Step one: Make yourself a cup of tea.
Once you have your cup of tea you will be ready to start.
As promised here's your free pattern BUT WAIT DON'T JUST USE IT WITHOUT READING
This pattern was drafted for MY body, not anyone else's. Because I know my measurements, I can extrapolate what someone else's pattern should look like by getting their measurements and adjusting. Some notes about my body shape: I'm male, I'm fairly fit and muscular. I have really large pecs for a guy. Take these things into consideration when adjusting this pattern for your own use.
Here's a measurement diagram for you
With these measurements, you should be able to draft your own pattern based off mine. For example, I've just drafted a pattern for a vest for Roki, who is a much larger guy than me.
Start with your center front AND center back. Use those "Neck to chest, neck to waist, neck to hip" measurements and mark points along that line. It's easiest to line up the front and the back with the chest measurement, see how that red line on the pattern goes?
Then take the appropriate measurement and draw out at right angles from the center front line til you reach the correct point. For example, my chest measurement is sitting at 103cms at present. I measured out 30cm. If you multiply that by two you get the measurement across the entire front. I let the back measurement be a little smaller at 25cms. So that gives me a total of 110 - a good 7cm more than my actual chest measurement. This allows for movement. You may find that you want it looser than that, or you may not.
The same process applies to the waist, and then you join these two points. Depending on your body type you may do a straight line, or inward curve like I have, or outward curve, or inward only on the front, etc etc.
"But wait mr Pointy McMando, what's that I see? A dart? How do I deal with that?"
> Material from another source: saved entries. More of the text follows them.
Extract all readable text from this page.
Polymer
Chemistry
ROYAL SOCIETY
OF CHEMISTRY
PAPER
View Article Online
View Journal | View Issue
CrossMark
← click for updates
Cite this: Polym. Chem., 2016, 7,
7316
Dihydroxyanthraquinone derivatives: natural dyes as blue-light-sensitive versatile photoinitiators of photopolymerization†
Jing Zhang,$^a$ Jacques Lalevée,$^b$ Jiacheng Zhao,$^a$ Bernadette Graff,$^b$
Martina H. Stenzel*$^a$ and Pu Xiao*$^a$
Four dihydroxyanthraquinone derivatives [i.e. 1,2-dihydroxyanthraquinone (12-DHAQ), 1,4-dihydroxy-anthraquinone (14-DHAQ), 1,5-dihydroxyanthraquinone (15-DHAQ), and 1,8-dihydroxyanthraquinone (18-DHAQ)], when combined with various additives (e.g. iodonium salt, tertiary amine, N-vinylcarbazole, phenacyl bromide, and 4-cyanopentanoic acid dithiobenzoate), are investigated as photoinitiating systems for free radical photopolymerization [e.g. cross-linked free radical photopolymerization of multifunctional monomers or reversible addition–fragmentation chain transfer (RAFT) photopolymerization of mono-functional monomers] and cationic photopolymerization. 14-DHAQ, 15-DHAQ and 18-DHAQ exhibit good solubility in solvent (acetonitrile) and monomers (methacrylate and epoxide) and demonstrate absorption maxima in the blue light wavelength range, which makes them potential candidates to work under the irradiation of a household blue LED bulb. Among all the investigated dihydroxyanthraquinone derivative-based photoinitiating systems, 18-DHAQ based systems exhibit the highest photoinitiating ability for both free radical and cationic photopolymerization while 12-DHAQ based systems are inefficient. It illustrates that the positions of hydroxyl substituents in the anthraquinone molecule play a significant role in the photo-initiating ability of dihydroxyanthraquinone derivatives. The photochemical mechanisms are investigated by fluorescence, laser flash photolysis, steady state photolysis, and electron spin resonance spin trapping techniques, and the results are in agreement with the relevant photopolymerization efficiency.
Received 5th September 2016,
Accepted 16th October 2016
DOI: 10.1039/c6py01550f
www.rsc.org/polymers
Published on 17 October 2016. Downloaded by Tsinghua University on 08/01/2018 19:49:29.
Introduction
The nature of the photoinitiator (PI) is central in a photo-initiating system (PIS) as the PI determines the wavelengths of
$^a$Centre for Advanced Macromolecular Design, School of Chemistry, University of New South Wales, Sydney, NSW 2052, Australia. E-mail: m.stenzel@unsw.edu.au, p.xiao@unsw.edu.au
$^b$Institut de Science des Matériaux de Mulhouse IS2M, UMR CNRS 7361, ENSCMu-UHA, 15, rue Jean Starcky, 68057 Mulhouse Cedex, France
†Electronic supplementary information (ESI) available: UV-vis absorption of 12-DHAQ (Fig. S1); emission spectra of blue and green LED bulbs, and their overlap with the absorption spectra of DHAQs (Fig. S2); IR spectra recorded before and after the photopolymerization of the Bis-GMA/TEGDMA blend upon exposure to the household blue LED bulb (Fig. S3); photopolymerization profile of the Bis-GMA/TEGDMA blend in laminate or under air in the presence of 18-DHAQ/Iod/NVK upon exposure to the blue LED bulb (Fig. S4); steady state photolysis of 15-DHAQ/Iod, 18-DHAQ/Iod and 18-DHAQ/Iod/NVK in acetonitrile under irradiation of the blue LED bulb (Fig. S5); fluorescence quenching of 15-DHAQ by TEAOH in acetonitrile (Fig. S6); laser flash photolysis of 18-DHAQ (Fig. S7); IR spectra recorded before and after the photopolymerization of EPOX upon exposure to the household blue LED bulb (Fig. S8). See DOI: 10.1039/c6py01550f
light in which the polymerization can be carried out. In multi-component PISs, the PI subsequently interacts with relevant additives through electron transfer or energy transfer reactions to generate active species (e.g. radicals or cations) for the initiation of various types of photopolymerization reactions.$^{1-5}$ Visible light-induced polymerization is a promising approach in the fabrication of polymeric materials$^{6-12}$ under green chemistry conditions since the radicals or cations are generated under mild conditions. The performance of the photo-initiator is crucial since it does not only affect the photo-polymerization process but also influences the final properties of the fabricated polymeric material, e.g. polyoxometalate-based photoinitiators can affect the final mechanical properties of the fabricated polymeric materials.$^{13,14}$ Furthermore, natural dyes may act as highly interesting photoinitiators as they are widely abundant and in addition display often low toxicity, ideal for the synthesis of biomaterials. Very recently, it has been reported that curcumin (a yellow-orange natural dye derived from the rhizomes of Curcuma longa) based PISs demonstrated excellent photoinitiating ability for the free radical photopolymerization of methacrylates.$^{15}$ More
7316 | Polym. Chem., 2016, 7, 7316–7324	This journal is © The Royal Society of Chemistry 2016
Yup, there's a dart in the front there. Remember I said I have massive pecs? If I didn't dart the front, I'd have issues with the sides being really loose and horrible under the armpit. This is why this pattern will work for ladies too - and you can experiment with making the dart wider or narrower as needed to fit your body type. You only measure the waist along the line that won't be taken away by the dart though - see how that red waist line breaks? It's the red that's the measurement only. Otherwise you're suddenly going to have to get a whole bunch skinnier
Once you have all of those side bits done, you can move on to the neck. Generally speaking you want the front to dip lower and the back to sit higher. Have a look at a T shirt you have, see that it does exactly that. That's the look we're going for here. So my neck measurement is 41cms, the back neck measurement on the pattern is 10cm and the front is 16, making the entire round trip be 52cms. So there's a good 4" ease there to allow me to breathe. Note: I did MY neck measurement choke collar style, not as is suggested in my measurement diagram. A T shirt will already have a little ease, hence the pattern says add 2" ease not 4".
Draw in a curve that looks right. Seriously, that's how scientific this is
And make sure the measurement matches. If the curve looks like the curve on a T shirt that fits you closely? You're winning.
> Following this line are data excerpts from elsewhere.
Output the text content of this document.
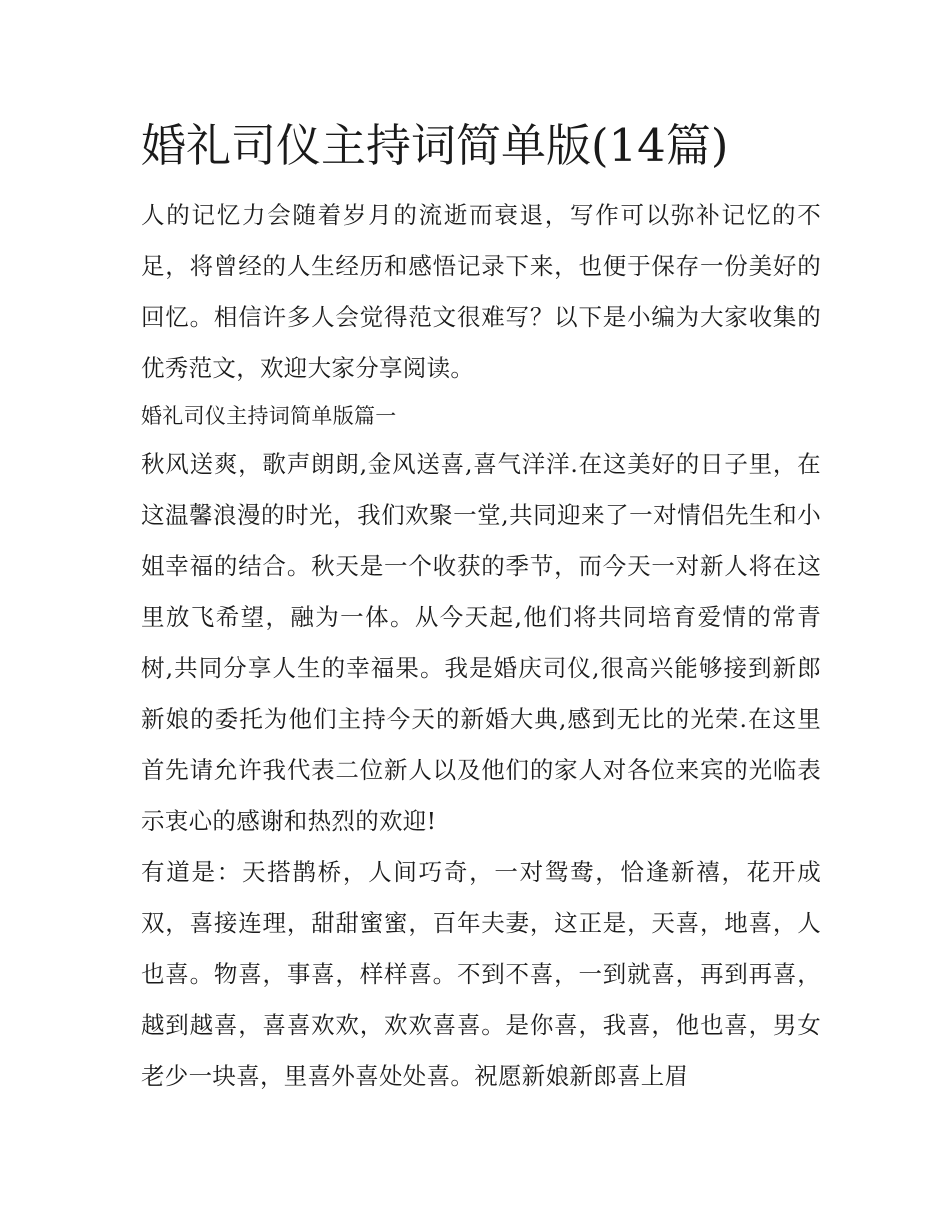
婚礼司仪主持词简单版(14篇)

人的记忆力会随着岁月的流逝而衰退，写作可以弥补记忆的不足，将曾经的人生经历和感悟记录下来，也便于保存一份美好的回忆。相信许多人会觉得范文很难写？以下是小编为大家收集的优秀范文，欢迎大家分享阅读。

婚礼司仪主持词简单版篇一

秋风送爽，歌声朗朗,金风送喜,喜气洋洋.在这美好的日子里，在这温馨浪漫的时光，我们欢聚一堂,共同迎来了一对情侣先生和小姐幸福的结合。秋天是一个收获的季节，而今天一对新人将在这里放飞希望，融为一体。从今天起,他们将共同培育爱情的常青树,共同分享人生的幸福果。我是婚庆司仪,很高兴能够接到新郎新娘的委托为他们主持今天的新婚大典,感到无比的光荣.在这里首先请允许我代表二位新人以及他们的家人对各位来宾的光临表示衷心的感谢和热烈的欢迎!

有道是：天搭鹊桥，人间巧奇，一对鸳鸯，恰逢新禧，花开成双，喜接连理，甜甜蜜蜜，百年夫妻，这正是，天喜，地喜，人也喜。物喜，事喜，样样喜。不到不喜，一到就喜，再到再喜，越到越喜，喜喜欢欢，欢欢喜喜。是你喜，我喜，他也喜，男女老少一块喜，里喜外喜处处喜。祝愿新娘新郎喜上眉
Once the neck line is drawn, you can do the shoulder line. On the front this is pretty easy, it's just a straight line slightly shorter than your actual shoulder measurement. On the back, I find that if you give it a slight curve as you see there, you avoid some bunching up around the top of the armhole. Both the front and the back shoulder lines should be the same length.
The armhole is last. Please note again, I have large pecs - other people's vests that I've made have ended up with a less pronounced bite into the front, and slightly more pronounced bite into the back, than this pattern because of that.
Yes, add 6" ease. You want to be able to move your arms right? Again, draw the curve to how it looks right, from the end of the shoulder line to the point where your chest measurement came to before.
You have a pattern.
Now sew it IN SCRAP FABRIC/CALICO FIRST to make sure it fits, make sure you can move, see what adjustments you need to make, see how much you need to curse my name to the high heavens.
How you decide to join it is up to you. I tend to like doing a single size zip plus a zip on one shoulder seam. Remember if you go with velcro to add enough material for the overlap - this pattern only goes to the actual seam.
Here's me making Roki's pattern -
He's a much larger guy than me...
And here's Swift's vest which I made using the same method -
And now you're going, BUT SHOULDER BELLS HOW DOES I DO THEM WAAAH
Take your actual shoulder bell
Trace around it
Add about half an inch plus whatever you're comfortable with seam allowance being
Only now that you have read the entire post may you use my free pattern to its full potential!
Oh yeah, last step? Have another cup of tea.